After rushing for 1,544 yards, making 17 TDs and winning his third league MVP in 1965, Brown retired, informing Brown on the set of “The Dirty Dozen” in England. While his decision stunned the team and shocked the sports world, it was vintage Brown.
He always did things in his own way.
During an era when athletes, especially black athletes, were reluctant to speak their mind for fear of backlash or worse, Brown stepped forward.
While he was still playing, Brown founded the Negro Industrial and Economic Union, an organization focused on creating jobs and supporting black entrepreneurs.

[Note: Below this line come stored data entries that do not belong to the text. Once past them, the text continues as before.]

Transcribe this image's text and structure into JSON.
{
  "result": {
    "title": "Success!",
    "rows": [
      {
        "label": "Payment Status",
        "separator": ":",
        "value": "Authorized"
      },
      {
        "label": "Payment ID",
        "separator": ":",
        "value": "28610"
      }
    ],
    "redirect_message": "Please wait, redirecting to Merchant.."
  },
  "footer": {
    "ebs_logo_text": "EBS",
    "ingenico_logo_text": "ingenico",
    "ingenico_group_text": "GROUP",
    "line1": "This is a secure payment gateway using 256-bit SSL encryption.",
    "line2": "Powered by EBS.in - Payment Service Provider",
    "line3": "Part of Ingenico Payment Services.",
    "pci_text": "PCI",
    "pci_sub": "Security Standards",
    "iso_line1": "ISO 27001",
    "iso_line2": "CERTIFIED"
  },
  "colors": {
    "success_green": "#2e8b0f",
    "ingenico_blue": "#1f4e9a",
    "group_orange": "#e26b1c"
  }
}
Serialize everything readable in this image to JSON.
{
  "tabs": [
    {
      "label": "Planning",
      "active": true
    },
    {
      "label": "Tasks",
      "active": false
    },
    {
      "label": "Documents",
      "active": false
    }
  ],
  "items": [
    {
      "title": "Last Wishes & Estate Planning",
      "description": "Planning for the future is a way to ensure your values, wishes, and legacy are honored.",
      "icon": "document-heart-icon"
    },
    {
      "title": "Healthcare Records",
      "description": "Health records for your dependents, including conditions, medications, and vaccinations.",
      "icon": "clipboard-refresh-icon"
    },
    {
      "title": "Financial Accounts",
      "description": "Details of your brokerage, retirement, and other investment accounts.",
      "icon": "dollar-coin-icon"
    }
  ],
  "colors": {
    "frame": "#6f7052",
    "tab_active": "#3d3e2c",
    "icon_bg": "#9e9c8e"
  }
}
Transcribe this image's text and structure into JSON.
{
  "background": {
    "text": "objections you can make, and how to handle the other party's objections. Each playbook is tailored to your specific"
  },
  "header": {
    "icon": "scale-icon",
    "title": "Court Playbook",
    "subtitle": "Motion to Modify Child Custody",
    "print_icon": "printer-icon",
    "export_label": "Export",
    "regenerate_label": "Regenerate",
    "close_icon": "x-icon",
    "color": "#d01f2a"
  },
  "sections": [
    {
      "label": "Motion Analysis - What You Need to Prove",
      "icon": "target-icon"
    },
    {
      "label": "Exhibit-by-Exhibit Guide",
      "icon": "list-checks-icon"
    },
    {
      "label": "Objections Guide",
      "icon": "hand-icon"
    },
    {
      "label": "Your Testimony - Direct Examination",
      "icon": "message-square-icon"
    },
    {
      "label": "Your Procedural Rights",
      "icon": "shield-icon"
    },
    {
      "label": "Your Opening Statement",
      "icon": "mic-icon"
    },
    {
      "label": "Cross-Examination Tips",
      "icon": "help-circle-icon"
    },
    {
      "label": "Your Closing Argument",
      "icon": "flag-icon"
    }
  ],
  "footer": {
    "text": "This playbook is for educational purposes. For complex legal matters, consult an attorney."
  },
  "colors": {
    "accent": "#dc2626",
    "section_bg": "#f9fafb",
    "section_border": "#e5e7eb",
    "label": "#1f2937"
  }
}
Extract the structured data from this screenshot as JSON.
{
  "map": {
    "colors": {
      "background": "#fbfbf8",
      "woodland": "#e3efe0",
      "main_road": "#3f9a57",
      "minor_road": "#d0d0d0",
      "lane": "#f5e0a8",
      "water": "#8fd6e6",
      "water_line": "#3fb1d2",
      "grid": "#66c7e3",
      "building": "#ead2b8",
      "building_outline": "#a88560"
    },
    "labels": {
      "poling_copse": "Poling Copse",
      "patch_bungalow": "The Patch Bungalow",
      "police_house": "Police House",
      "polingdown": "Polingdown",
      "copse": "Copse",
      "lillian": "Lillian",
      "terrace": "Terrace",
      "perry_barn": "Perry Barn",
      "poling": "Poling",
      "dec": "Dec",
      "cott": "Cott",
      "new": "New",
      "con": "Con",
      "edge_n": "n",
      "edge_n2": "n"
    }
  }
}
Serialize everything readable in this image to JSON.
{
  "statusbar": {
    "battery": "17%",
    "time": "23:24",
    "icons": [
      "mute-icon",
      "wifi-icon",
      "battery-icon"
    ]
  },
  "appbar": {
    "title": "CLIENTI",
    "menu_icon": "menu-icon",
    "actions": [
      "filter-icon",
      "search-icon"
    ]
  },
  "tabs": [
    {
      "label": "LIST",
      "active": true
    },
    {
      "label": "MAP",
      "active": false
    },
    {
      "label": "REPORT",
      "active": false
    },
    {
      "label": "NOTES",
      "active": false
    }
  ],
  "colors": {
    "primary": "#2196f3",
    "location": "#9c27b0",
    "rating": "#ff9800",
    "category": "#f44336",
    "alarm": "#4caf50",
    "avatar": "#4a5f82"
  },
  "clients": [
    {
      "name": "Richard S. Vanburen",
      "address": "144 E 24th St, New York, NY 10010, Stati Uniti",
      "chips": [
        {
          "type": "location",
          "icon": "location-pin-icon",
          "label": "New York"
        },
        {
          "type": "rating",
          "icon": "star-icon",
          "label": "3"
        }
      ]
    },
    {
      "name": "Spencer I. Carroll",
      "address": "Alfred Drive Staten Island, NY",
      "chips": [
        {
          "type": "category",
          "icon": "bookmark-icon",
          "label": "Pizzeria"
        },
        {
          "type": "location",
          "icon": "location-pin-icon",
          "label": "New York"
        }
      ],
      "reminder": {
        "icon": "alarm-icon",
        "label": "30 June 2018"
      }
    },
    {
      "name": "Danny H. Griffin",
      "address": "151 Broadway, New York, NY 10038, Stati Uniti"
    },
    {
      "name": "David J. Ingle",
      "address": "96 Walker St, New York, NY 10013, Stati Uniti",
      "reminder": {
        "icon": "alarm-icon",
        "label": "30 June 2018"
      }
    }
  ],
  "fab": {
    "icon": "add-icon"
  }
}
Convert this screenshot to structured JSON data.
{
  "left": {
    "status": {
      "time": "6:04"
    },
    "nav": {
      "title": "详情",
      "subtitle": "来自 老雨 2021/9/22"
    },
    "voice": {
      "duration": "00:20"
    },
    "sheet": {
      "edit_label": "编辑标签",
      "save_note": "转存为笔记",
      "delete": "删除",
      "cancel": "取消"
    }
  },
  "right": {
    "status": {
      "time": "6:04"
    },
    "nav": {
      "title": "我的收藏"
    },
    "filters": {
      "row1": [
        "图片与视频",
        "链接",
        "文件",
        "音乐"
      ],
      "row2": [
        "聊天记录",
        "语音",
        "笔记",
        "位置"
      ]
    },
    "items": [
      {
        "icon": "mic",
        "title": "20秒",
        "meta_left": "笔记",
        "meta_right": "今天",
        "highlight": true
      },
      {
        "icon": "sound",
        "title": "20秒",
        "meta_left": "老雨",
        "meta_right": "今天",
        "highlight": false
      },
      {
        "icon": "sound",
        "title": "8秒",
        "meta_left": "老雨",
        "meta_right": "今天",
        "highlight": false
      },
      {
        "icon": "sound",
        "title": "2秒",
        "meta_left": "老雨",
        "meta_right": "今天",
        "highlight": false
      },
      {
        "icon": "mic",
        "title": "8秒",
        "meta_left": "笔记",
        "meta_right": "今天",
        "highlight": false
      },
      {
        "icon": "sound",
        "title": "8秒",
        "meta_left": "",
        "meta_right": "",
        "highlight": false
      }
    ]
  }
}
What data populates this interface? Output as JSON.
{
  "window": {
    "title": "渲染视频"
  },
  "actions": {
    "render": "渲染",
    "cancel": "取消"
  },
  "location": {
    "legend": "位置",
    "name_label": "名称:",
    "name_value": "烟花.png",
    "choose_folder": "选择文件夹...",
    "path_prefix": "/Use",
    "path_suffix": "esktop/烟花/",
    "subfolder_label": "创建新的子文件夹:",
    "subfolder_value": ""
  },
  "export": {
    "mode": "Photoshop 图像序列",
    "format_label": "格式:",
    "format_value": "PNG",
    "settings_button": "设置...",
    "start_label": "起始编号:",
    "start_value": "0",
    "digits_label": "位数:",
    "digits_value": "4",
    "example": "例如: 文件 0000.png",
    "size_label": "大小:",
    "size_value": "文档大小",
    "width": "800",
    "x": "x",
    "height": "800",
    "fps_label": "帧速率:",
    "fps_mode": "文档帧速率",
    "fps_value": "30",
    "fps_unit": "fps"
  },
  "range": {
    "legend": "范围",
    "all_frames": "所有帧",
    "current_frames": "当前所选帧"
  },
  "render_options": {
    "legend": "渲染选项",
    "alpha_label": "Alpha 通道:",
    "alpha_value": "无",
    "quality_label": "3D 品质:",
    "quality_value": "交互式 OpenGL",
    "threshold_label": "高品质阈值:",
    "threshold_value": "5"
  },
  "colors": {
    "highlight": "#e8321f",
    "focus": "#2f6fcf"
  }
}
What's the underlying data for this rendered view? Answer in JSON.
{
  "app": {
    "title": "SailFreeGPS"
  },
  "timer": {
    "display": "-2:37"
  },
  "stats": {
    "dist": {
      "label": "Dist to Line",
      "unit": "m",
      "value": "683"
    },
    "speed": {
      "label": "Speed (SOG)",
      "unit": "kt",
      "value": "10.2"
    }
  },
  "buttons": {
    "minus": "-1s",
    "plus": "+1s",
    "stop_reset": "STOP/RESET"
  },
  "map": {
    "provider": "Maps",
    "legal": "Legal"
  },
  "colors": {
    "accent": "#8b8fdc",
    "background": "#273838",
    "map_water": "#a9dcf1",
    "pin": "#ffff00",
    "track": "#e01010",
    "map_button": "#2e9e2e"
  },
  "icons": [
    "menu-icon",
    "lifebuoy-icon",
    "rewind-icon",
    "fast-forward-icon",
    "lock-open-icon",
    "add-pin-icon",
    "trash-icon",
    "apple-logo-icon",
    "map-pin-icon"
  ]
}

In 1967, Brown invited some of the nation’s top black athletes, including Boston Celtics star Bill Russell and Lew Alcindor (later known as Abdul-Jabbar), to the Economic Association office in Cleveland to support Muhammad Ali. did, which was taken away. His title for refusing to be drafted in protest of the Vietnam War.
It was this spirit of strength, fearlessness that propelled the Brown and Strong generations forward.
LeBron James posted shortly after Brown’s death, “I hope that every Black athlete takes the time to educate themselves about this incredible man and what he did to change all of our lives.” “We all stand on your shoulders, Jim Brown. If you grew up in Northeast Ohio and were black, Jim Brown was a godsend.”
James has emulated Brown, perhaps more than any other star athlete in the past 60 years. Growing up in Northeast Ohio, he got to know player Jim Brown before recognizing there was more to him.
“I truly find him to be the greatest Cleveland Brown of all time,” James wrote on his Instagram page. “Then I began my journey as a professional athlete and realized that what he did socially was his true greatness. When I choose to speak, I always think of Jim Brown. I speak only because Because Jim broke down those walls for me.”
As he read for the opening tip of Game 3 of the 2015 NBA Finals in Cleveland, James watched Brown sitting in a courtside seat. He turned to the icon, put his hands together and bowed in respect, only to have Brown nod in return.
A year later, when the Cavaliers ended the city’s 52-year championship drought, the two giants stood side-by-side on a podium. Brown handed the Larry O’Brien Trophy to James in a symbolic passing of the torch.
He had already given her everything.